The nodes are referred to as node1, node2 and node3.
There are 4 resource groups configured:
logical-rg (SUNW.LogicalHostname)
dg1-rg(SUNW.HAStoragePlus)
shareaddr-rg(SUNW.SharedAddress)
apache-rg(SUNW.apache)
Since SunCluster 3.0 Update 3, cluster packages can be removed using scinstall -r.
The procedure below removes node2 and uses scinstall -r in the final step.
Notes:
If you plan to completely remove cluster software from all cluster nodes, please refer to Infodoc: < Solution: 217563 > for a more succinct procedure that does not involve removing one node at a time.
This procedure assumes that at least a quorum device is configured for the cluster. This is true in most of the cases. However, otherwise, at least one quorum device needs to be configured in order to remove the first node of the 3 nodes.

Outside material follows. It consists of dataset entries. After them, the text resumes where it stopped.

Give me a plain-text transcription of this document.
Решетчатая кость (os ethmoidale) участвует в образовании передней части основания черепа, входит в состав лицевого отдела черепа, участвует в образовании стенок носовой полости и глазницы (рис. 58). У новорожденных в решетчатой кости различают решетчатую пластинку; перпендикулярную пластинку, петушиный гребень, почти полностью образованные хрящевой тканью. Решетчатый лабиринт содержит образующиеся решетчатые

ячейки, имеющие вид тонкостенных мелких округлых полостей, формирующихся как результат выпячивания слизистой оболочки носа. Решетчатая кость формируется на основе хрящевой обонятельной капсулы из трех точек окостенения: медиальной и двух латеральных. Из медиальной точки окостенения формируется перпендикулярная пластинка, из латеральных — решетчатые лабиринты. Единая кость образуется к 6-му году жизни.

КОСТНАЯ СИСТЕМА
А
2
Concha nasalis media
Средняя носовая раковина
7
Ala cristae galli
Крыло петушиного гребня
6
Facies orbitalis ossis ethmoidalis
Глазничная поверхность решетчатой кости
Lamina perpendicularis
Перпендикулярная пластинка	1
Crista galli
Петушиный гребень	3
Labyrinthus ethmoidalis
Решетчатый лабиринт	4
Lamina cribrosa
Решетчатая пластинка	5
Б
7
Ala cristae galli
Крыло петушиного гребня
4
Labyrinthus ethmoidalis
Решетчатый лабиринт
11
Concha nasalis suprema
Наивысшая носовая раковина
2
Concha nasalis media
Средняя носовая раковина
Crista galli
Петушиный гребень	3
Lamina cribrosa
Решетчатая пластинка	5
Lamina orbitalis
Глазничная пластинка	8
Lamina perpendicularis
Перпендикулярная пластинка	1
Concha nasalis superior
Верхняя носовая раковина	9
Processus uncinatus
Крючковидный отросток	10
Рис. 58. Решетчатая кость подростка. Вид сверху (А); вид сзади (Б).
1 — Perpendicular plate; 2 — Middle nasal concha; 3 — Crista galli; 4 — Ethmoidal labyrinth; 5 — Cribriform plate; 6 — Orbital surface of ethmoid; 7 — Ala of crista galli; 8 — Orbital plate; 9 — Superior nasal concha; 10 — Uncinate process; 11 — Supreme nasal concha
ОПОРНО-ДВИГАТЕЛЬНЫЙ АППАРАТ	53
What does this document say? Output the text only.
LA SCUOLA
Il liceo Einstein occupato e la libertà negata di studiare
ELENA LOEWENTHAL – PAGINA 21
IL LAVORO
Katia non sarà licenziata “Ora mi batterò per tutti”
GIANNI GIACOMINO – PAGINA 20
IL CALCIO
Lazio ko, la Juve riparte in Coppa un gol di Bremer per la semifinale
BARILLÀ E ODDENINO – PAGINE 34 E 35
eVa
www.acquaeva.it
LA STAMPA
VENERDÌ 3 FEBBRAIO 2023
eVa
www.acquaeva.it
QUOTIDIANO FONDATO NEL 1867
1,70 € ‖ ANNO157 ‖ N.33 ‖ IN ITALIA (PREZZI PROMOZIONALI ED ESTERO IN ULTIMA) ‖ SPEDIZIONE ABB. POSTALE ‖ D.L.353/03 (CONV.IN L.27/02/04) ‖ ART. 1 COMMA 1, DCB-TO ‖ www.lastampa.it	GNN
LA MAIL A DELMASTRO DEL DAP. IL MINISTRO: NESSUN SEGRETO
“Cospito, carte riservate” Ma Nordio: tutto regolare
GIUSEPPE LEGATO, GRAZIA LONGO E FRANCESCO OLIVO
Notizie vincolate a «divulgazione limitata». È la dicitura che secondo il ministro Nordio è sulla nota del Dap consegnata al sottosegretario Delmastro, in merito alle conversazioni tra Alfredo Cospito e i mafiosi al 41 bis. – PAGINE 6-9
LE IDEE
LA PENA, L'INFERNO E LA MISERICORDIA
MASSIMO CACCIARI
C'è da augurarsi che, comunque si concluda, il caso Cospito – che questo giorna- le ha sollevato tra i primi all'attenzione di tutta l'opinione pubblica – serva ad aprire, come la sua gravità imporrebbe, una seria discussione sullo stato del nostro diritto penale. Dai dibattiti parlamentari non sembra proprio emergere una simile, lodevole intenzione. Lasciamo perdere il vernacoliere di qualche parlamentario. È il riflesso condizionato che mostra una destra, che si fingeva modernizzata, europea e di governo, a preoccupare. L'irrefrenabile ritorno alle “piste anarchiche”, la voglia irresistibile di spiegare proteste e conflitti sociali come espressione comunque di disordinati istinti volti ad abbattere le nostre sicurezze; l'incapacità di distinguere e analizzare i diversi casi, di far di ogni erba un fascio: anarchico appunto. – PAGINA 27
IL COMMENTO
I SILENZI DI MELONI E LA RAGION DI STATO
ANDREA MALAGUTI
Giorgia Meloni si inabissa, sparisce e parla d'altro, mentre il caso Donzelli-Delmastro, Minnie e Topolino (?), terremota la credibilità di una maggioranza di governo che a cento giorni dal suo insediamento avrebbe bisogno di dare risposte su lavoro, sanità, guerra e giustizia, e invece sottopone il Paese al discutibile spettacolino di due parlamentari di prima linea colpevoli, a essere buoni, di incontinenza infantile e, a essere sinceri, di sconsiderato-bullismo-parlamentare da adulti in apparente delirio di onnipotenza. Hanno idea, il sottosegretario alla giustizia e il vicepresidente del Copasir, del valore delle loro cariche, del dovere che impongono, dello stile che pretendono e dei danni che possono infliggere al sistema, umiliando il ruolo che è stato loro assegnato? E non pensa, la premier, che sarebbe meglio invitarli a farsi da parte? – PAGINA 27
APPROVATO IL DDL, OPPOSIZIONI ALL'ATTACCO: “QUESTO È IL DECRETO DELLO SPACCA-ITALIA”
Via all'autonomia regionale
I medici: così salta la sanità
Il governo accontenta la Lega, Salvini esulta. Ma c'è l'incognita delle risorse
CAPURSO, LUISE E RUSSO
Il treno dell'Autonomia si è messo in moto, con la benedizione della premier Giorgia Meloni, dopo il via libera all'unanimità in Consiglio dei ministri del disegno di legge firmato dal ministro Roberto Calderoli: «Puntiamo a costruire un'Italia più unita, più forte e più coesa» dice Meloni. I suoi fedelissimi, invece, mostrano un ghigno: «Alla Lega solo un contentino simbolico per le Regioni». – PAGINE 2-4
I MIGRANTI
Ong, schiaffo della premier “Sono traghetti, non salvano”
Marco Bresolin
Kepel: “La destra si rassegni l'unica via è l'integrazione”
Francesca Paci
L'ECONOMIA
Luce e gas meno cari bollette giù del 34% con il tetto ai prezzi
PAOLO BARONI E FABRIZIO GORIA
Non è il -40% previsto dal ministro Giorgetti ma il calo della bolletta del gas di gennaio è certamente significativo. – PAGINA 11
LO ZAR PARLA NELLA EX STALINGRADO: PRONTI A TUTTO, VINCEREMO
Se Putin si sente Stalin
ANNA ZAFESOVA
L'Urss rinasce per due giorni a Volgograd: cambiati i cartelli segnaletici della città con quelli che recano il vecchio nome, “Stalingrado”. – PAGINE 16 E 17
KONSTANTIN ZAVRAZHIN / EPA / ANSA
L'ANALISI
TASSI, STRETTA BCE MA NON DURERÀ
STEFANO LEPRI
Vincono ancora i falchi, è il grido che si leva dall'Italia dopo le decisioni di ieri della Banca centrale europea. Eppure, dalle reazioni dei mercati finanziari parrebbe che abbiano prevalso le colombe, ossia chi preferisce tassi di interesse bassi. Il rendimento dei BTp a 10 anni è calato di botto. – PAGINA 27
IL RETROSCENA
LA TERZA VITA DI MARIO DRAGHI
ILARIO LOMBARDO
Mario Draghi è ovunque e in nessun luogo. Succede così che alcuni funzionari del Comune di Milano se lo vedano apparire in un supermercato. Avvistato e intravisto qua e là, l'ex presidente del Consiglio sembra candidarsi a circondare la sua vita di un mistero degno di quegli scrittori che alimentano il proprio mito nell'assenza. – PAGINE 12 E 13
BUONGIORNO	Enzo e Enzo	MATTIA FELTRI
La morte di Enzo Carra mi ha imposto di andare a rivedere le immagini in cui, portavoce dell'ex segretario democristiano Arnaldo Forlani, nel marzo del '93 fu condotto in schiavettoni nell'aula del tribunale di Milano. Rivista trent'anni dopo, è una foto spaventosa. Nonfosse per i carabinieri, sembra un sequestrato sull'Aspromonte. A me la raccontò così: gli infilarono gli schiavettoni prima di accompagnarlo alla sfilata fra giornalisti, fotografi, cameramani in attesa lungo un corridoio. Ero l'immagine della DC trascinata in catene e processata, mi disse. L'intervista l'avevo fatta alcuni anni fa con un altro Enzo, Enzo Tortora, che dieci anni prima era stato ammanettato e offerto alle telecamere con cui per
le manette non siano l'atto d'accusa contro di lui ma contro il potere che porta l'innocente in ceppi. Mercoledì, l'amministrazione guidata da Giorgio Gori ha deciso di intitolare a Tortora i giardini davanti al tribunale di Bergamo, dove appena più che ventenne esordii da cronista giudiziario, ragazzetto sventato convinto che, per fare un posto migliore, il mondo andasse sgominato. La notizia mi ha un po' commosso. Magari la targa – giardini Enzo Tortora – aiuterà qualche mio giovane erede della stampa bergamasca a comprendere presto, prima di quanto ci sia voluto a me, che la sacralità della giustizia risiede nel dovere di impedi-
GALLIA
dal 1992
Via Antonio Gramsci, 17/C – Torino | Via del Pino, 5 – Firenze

Please refer to document < Solution: 203650 > for further details.

Steps to Follow
Migrate off resource groups and device groups to other nodes.

# scswitch -S -h node2
Delete node2 instances from all resource groups.
* Start with scalable resource groups, followed by failover resource groups
* Gather configuration information by running the following commands
# scrgadm -pv | grep "Res Group Nodelist"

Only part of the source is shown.